Depressing article in The Spectator -

As everyone predicted, the loss of legal aid is leading to a massive increase of litigants in person in the courts, and their cases are being seriously harmed because they don't know what they are doing. This government really has no interest in people being able to access justice properly.

Quote: "As Lord Justice Ward said, "It may be saving the Legal Services Commission which no longer offers legal aid for this kind of litigation but saving expenditure in one public department in this instance simply increases it in the courts"."

GretaWolfcastle Fri 21-Feb-14 16:35:54

There is nothing worse than an ill informed person defending themselves

takes forever and its cringey to boot - humiliating for them.
All too often they add " so help me God" to the end of the oath too wink

FitzgeraldProtagonist Fri 21-Feb-14 17:20:37

LA only available for VICTIMS of DV in family cases? Really? Yet I am unrepresented because I work and Ex-P has legal aid because he misrepresents his income and because he hit me.

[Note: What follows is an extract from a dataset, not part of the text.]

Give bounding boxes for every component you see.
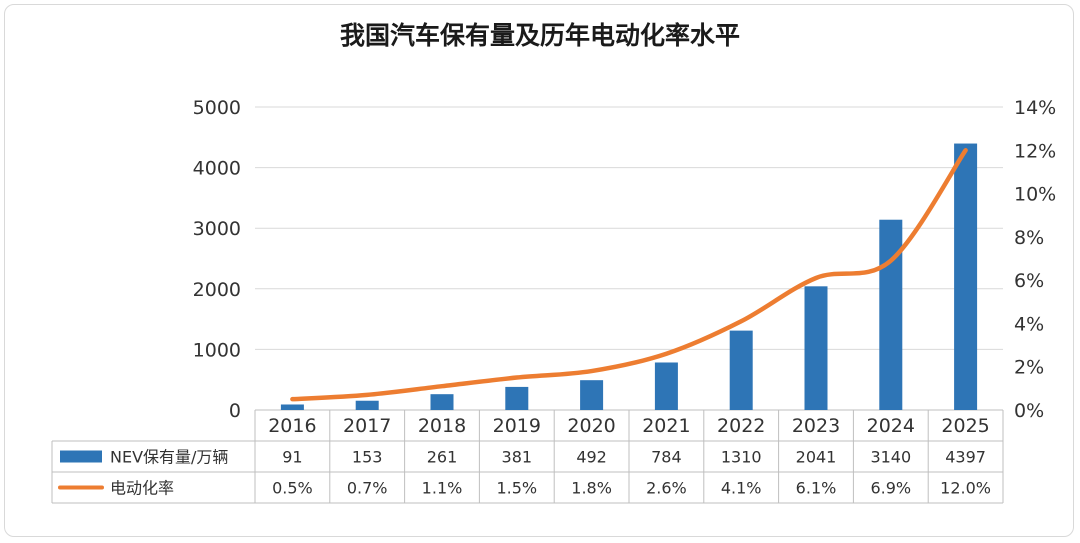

Fair. hmm

Self repped as a result. Lost every single, tiny, point. Judge didn't want to know.

At the other end of the scale-I also lost my job due to criminal cut backs AND have had to retrain in a different area at a loss.

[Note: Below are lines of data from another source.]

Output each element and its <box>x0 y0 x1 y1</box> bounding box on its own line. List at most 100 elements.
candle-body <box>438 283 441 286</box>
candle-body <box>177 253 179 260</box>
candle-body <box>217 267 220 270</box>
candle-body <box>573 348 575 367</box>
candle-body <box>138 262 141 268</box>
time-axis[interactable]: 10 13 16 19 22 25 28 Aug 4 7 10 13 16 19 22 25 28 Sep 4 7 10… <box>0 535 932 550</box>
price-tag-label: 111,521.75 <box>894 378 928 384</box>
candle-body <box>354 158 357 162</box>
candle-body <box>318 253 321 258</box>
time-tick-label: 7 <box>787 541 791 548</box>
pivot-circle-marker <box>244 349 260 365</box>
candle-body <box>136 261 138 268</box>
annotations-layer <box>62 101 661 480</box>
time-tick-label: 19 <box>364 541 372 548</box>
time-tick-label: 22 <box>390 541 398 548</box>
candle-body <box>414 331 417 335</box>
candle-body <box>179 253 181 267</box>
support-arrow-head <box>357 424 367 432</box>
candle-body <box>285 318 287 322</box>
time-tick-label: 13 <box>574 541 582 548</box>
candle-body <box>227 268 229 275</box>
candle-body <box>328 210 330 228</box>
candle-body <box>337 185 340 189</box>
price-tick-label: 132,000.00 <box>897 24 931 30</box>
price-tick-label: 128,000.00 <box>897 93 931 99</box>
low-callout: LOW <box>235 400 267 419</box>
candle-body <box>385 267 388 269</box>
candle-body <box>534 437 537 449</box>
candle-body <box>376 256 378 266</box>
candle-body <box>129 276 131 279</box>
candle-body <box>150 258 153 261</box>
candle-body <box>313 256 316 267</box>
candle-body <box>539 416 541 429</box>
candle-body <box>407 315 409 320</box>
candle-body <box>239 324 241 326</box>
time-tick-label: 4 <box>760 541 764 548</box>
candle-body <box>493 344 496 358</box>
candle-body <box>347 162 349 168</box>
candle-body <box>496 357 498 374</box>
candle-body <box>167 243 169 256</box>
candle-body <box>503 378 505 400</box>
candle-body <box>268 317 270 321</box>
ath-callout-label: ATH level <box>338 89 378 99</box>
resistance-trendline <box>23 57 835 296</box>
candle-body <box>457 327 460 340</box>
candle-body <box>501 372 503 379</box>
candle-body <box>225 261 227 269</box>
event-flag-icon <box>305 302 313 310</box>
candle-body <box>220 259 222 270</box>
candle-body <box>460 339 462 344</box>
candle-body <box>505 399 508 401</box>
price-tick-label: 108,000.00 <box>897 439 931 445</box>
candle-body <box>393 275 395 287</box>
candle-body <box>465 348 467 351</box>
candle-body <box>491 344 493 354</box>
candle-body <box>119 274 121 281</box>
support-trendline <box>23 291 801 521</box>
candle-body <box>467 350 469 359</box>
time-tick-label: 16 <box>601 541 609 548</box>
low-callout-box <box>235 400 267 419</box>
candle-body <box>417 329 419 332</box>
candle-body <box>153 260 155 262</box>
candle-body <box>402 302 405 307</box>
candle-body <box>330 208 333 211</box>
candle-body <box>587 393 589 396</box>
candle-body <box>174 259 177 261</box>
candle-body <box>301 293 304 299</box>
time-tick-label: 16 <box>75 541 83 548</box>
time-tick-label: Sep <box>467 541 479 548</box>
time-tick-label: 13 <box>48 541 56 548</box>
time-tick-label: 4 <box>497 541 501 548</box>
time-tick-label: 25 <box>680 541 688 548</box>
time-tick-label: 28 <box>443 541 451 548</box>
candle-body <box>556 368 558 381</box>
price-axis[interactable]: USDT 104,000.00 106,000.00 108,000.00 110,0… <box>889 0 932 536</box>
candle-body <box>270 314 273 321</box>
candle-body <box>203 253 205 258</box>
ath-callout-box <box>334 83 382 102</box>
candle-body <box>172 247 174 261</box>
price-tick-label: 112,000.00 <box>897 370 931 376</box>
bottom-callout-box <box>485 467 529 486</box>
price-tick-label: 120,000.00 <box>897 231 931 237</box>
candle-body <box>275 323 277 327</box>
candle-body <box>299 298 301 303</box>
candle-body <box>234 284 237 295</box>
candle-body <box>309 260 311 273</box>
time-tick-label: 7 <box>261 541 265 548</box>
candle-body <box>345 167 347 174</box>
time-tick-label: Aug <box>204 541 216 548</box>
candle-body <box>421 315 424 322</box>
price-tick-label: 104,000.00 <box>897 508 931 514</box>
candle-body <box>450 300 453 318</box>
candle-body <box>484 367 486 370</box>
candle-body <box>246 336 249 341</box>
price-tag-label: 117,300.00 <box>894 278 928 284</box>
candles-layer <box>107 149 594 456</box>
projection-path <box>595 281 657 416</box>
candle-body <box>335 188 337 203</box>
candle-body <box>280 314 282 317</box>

It is the single biggest government initiative that has screwed over both my personal and professional life. It is unforgivable.

ZillionChocolate Fri 21-Feb-14 17:27:03

Yes, it's a massive false economy.

Catsize Fri 21-Feb-14 21:59:02

YANBU. We tried to tell 'em. angry

nennypops Sat 22-Feb-14 01:17:36

Very telling point in the article about a court where 16 cases were listed to be heard in one morning; when the lawyers in case nos.2-16 realised that case no. 1 involved litigants in person they all got up and left, confidently predicting that that case would last the entire morning. The reporter stayed to check, and they were proved absolutely right. So to save a few hundred pounds on giving those people representation, the court system incurred all the costs involved in running the court for a whole morning for a case that shouldn't have lasted longer than 20 minutes, plus the further costs of rearranging and hearing all the other cases on another day. But Grayling doesn't care, because it keeps Mail readers happy - until they realise just how their taxes are being thrown away.